Però la cerimonia del 25 maggio ha riscosso un notevole successo. Conduttore della manifestazione è stato Carlo Costa, fratello di Claudio e storico speaker ufficiale delle corse motociclistiche disputate a Imola, che ha saputo ricreare l’atmosfera vissuta nel corso di quella grande iniziativa paterna che portò in Italia per la prima volta gli assi americani della Velocità a confrontarsi con quelli del Vecchio Continente. Interventi di rango sono stati quelli di Guido Meda e Marino Bartoletti, notissimi giornalisti e commentatori televisivi, e particolarmente apprezzato è stato il video con cui Kenny Roberts, indimenticato protagonista delle 200 Miglia di Daytona e di Imola, ha voluto salutare, per sua iniziativa personale, i presenti.
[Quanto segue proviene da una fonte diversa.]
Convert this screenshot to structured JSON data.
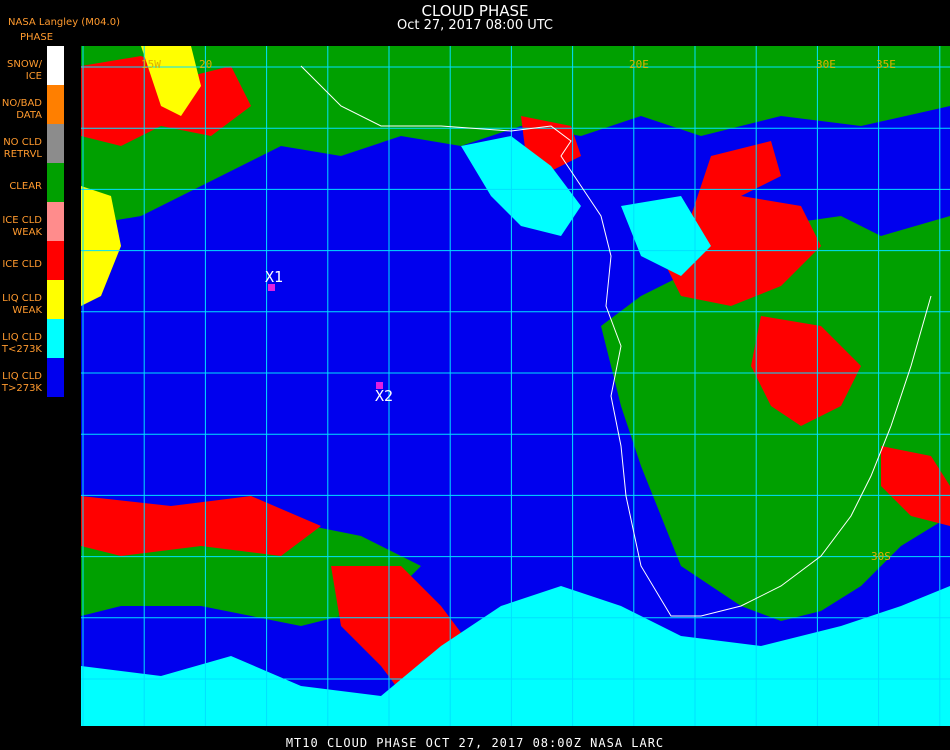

Non mancavano, ammiratissime nonostante il mezzo secolo trascorso dalle loro imprese, numerose moto che su questa pista – non soltanto nelle 200 Miglia – furono protagoniste di epiche battaglie. Presenti anche numerosi piloti: tra gli altri, Loris Capirossi, Franco Uncini, Lucio Cecchinello, Massimo Broccoli, Lucio Pedercini, Graziano Rossi e Vinicio Salmi.
Commovente come sempre l’intervento di Claudio Costa, divenuto il medico dei piloti – campioni e non – e creatore delle Cliniche Mobili che per tanti anni, perfezionate dalla sua esperienza, competenza e volontà, hanno salvato e salvano vite nei circuiti di tutto il Mondo. La sua fondamentale iniziativa è stata documentata a Imola dalla proiezione di un video, a cui hanno fatto seguito altri filmati su varie edizioni della 200 Miglia di Imola.